The company’s first venture into the overseas market came in 1913. They formed a partnership with American company Timken to produce worm drive gear units.

David Brown & Company also acquired manufacturing rights to two cars – the Dodson and the Valveless. However, production had to stop at the outbreak of the First World War.

The war would prove beneficial for the company. They started with 200 employees but ended up with over 1,000.

Each member of staff was helping to produce warship propulsion units and armament drive mechanisms. By 1921, they were the world’s largest manufacturers of worm gears.

In 1930, the company decided to expand. They took over another local firm called P.R. Jackson Ltd.

The year after, Frank became sole chairman following the death of his brother Percy. He decided to appoint his 28 year old son David as managing director.

In 1934, they formed another overseas partnership with Australian company Richardson Gears (Pty) Ltd. As a result they were able to open a second Huddersfield factory at Meltham.

One of the company’s biggest developments came in 1935. They obtained a patent for the Merrit-Brown differential steering system for use in tanks.

This was first used in the Churchill Tank. However, since then it has gone on to be the standard for the Centurion, the Conqueror, and the Tortoise heavy tank.

A new era of production began in 1936. The business started building tractors at their new Meltham site.

Initially, tractors were built jointly with Harry Ferguson. However, a disagreement over design led to Brown going solo in 1938 while Ferguson formed a short-lived partnership with Ford.

The David Brown VAK1 Tractor was launched at the 1939 Royal Show. Eventually it sold over 7,000 units.

During the Second World War, David Brown increased production again. They built aircraft tugs for the RAF.

The business was also the only producer of gears for the Spitfires’ Merlin engines. By the end of the war, they employed over 6,000 people.

In 1947, David Brown saw an advertisement in the Times offering a ‘high class motor business’ for sale. This was Aston Martin, which he bought for £20,000 which is roughly £832,700 today.

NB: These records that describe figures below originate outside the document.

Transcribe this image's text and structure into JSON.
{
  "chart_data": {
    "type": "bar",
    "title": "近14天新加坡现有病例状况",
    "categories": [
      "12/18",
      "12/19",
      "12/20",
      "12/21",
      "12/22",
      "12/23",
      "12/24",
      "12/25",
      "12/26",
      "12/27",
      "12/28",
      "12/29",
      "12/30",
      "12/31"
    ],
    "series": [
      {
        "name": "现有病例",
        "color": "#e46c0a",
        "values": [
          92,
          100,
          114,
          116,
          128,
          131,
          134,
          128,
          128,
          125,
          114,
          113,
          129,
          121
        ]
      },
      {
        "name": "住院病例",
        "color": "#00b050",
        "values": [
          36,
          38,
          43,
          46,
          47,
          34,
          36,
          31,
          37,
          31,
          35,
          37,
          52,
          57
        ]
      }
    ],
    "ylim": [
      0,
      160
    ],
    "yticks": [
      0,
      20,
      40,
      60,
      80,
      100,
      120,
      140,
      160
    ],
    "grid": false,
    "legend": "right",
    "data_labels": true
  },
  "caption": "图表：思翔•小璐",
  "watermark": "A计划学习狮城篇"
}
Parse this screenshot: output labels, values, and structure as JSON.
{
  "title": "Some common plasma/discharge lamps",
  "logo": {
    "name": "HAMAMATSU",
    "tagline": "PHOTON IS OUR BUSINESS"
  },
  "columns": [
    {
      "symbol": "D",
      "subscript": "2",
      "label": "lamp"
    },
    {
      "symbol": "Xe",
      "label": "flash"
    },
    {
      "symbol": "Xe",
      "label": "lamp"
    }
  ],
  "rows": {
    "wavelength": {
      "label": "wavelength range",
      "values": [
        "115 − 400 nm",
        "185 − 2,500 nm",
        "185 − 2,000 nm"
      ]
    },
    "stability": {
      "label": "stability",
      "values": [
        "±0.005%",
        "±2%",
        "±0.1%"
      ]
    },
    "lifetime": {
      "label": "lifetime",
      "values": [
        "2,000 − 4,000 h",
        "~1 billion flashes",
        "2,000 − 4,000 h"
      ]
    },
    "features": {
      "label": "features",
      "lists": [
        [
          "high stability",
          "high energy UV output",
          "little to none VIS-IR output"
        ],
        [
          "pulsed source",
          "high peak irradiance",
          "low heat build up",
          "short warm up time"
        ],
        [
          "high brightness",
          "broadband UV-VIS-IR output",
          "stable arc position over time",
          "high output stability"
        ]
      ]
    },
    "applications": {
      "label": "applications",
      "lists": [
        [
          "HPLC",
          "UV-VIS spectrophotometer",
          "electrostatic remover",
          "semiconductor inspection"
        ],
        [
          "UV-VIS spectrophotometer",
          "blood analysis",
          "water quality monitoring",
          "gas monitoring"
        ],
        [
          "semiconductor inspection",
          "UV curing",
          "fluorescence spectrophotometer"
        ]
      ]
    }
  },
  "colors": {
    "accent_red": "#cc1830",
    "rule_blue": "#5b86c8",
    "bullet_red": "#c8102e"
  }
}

The following year, the business bought another. This was the Lagonda which he purchased from almost three times as much.

David Brown acquired Transvaal based Precision Equipment (Pty) Ltd. The company was able to produce the best sports cars of the era.

Many of these were favoured by Ian Fleming. He thought that they would be perfect as an addition to the James Bond novels.

These included V8 Vantage, V12 Vanquish, DBS, and 007’s most famous car of all in the films – the Aston Martin DB5.

During 1972, David Brown faced financial difficulties. As a result, the car business was sold to a Birmingham based consortium and the tractor business to Tenneco Inc. in America.

Despite contracts to supply gearboxes for the conversion of warships to gas propulsion, the company faced increased competition. This came from important goods and stricter Health and Safety laws.

This led to the company floating on the stock market in 1993. As a result, they were then bought by Textron Inc.

Where is David Brown Now?

Despite changing owners, the company managed to keep its head offices. It also continues to manufacture in Huddersfield.

In September 2008, it returned to British ownership when the business was purchased by Clyde Bowers. 2 years later in 2010, the company celebrated its 150th year.

Then, in 2016, the business merged with Santasalo to become David Brown Santasalo. Since then it has remained in the hands of N4 Partners.

Today it’s still recognised as a leading specialist in gear engineering and innovation with manufacturing plants in 18 countries around the world.

Not bad going for a 17 year old lad who started his business in his landlord’s stable.